Летом 1917 года Константин Дмитриевич Бальмонт, желая доставить мне волнующее удовольствие, привел меня в Борисоглебский переулок к «Марине», как всем полагалось звать поэтессу. Бальмонт жил в Бол[ьшом] Николо-Песковском пер[еулке], дойти близко. Я, как и многие тогда, была под обаянием колдовских стихов Марины и, думая о ней, всегда вспоминала меткие строчки Андрея Белого:
«Ваши малиновые мелодии
И непобедимые ритмы»
>[190].
Помню смутно квартиру — лесенку на чердачок, разбитую стеклянную дверь в одну из комнат, на полу валяющиеся книги. Младшая дочь Марины, Ада, несла большой черный том, непричесанная и худая. Об этой девочке, вскоре умершей, говорили, что она «вампир». Какой-то художник, писавший ее портрет, испытывал неприятное, жуткое чувство, оставаясь с ней наедине. Бальмонт отзывался о ребенке — идиотка>[191].
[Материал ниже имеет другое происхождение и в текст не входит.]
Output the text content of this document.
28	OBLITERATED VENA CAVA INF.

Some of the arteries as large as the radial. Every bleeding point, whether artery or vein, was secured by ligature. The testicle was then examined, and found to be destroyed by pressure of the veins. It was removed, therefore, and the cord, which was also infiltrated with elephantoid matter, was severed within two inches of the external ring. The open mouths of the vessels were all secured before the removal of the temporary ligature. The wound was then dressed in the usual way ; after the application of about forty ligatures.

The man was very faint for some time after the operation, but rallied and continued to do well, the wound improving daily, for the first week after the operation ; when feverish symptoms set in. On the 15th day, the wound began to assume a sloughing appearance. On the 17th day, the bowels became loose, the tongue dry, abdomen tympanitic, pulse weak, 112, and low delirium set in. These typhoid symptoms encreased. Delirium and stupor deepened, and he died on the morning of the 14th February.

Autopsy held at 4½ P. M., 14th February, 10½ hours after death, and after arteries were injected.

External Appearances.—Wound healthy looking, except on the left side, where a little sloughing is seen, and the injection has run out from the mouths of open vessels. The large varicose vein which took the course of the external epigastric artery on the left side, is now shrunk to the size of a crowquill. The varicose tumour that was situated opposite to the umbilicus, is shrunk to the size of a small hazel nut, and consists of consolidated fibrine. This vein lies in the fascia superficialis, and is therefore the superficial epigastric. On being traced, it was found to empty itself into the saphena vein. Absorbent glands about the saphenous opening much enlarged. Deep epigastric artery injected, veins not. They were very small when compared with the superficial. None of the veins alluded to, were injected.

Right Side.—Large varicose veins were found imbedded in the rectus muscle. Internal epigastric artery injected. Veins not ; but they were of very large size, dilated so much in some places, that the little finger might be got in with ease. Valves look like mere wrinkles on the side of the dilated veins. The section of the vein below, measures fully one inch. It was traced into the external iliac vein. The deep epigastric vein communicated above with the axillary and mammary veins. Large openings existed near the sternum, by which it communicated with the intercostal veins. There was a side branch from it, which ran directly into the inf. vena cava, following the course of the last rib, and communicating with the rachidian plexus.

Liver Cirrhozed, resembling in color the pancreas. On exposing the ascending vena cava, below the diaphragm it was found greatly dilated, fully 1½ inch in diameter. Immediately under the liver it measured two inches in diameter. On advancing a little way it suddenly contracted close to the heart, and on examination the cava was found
О старшей дочери, Але>[192], говорили, что она в 5 лет написала Бальмонту письмо с объяснением в любви, которое поэт считал лучшим из всех полученных им любовных признаний.
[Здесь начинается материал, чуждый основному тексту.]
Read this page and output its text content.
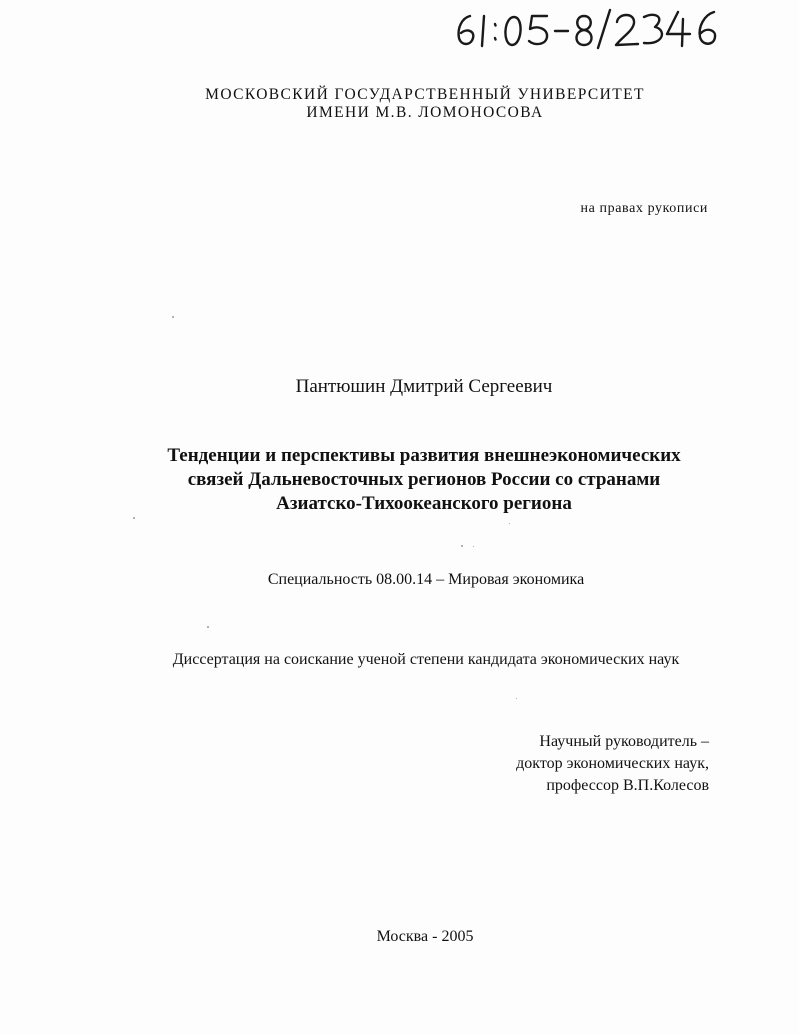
МОСКОВСКИЙ ГОСУДАРСТВЕННЫЙ УНИВЕРСИТЕТ
ИМЕНИ М.В. ЛОМОНОСОВА
на правах рукописи
Пантюшин Дмитрий Сергеевич
Тенденции и перспективы развития внешнеэкономических
связей Дальневосточных регионов России со странами
Азиатско-Тихоокеанского региона
Специальность 08.00.14 – Мировая экономика
Диссертация на соискание ученой степени кандидата экономических наук
Научный руководитель –
доктор экономических наук,
профессор В.П.Колесов
Москва - 2005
Марина слушала мои стихи. Помню уединенную комнату, большой стол под окном. Я читала «Спокойной девушке в себе не верю», «Широко мчатся в душе качели». Стихи нравились. Марина отметила строчку:
«Зима метнула снегом, льдом».
«Хорошо о волках»… Марина не признавала формалистического разбора, стиховедческой учености, только живое чувство ритма и слова. По комнате ходил и делал замечания красивый офицер, ее муж, Сергей Эфрон>[193].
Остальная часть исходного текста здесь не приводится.